I connected Claude directly to a Salesforce org using the Model Context Protocol (MCP). It took an afternoon to set up and it immediately changed how I think about what AI can do inside a CRM.
Why I wanted to do it
Salesforce is where business data lives — leads, accounts, opportunities, activities. Claude is where reasoning happens. Connecting the two means you can ask plain English questions and get answers grounded in real data, draft follow-up emails with full context, summarise account history before a call, or build reports without touching SOQL. The MCP integration makes Claude an active participant in your Salesforce workflow, not just a chatbot you switch to in another tab.
The setup in brief
Salesforce exposes an MCP server through its API Catalog (Spring ’26 release). You authenticate via OAuth using an External Client App (Connected Apps creation is restricted as of Spring ’26), configure the OAuth plugin, and point your MCP client — in this case [Claude.ai](http://Claude.ai) — at the server URL. The auth callback URL must be `https://claude.ai/api/mcp/auth_callback`. Give it five minutes after saving before testing, and make sure PKCE support is enabled and IP restrictions are relaxed, otherwise the OAuth flow will silently fail.

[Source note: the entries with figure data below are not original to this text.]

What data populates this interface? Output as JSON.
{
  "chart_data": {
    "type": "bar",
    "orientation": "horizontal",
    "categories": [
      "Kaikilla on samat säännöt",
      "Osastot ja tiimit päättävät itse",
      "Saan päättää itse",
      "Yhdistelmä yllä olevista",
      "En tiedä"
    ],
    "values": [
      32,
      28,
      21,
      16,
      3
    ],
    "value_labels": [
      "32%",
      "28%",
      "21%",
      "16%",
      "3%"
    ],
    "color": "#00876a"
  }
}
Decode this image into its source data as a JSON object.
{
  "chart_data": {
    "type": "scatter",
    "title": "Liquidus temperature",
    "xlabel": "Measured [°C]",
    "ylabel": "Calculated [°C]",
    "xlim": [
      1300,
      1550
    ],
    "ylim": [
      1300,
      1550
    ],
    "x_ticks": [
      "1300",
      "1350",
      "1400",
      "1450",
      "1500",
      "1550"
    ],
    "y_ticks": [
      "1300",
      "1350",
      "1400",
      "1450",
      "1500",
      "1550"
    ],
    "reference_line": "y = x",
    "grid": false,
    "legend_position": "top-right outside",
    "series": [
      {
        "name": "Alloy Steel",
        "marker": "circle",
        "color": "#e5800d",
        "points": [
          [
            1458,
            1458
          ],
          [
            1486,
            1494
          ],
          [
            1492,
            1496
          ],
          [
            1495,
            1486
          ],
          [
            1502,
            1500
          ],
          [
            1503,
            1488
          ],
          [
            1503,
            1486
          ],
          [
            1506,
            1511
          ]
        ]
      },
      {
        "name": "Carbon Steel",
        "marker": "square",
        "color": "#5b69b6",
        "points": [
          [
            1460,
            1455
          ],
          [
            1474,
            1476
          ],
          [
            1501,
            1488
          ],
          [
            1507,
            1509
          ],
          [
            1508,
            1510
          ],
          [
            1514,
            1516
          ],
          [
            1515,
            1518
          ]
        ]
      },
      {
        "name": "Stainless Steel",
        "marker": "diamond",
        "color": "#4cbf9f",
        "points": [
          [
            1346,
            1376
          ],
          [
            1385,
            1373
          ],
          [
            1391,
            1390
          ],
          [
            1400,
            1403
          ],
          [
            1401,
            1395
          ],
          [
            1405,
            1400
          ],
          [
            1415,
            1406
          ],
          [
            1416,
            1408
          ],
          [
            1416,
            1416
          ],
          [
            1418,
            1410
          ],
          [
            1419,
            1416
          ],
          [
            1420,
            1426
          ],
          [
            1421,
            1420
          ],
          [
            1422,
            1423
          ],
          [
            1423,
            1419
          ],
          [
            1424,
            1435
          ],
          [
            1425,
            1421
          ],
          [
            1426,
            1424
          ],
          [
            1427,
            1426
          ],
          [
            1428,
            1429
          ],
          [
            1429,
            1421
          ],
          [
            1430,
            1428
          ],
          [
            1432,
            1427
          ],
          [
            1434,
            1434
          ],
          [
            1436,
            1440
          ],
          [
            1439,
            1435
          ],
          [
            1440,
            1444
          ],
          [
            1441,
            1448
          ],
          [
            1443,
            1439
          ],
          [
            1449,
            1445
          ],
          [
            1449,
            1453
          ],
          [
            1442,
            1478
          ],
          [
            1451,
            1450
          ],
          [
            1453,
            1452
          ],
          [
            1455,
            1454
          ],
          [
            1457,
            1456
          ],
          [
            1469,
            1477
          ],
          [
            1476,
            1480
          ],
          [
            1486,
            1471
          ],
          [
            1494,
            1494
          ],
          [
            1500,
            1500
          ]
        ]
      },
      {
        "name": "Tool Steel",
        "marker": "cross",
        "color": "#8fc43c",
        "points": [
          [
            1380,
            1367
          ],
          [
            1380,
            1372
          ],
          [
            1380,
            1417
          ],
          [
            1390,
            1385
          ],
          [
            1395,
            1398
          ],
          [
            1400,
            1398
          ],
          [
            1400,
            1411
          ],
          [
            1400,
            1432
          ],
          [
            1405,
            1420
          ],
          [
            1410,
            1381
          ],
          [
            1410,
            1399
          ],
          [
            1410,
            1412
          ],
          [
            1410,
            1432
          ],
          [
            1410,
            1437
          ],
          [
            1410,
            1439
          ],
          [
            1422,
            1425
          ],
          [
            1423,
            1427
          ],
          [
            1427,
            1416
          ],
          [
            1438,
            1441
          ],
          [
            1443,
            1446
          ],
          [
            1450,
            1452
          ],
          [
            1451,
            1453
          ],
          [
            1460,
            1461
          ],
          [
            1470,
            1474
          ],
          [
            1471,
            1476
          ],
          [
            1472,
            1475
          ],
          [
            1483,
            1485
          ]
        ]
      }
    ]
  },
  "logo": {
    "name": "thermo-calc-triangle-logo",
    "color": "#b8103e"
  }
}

The security risk you need to understand
This is the part most tutorials skip. When you connect Claude to Salesforce via MCP, you are granting an AI model direct read (and potentially write) access to your production CRM data. Every query Claude runs, every record it touches, happens under your OAuth token — with your permissions.
The risks are real:
- Data exposure. Claude processes record content to answer your questions. That content leaves your Salesforce instance and goes to Anthropic’s API. If your org holds sensitive personal data, healthcare records, or financial information, you need to check whether that is permitted under your compliance obligations.
- Prompt injection. A malicious actor could craft a lead name or opportunity description that contains instructions aimed at manipulating Claude’s behaviour — for example, directing it to export data or take unintended actions.
- Broad token scope. OAuth tokens often carry more permissions than necessary. Scope your External Client App to the minimum required and prefer a dedicated integration user over your admin account.
None of this means don’t do it. It means do it deliberately, with a test sandbox first, with a scoped user, and with a clear understanding of what data Claude will be touching.
The result
Once it is running, it is genuinely impressive. Claude can answer “which opportunities have had no activity in 30 days” or “summarise the last three interactions with a specific client” without you writing a single query. For anyone who spends time in Salesforce, it reduces friction in a way that quickly feels indispensable.

Just go in with your eyes open about the security model.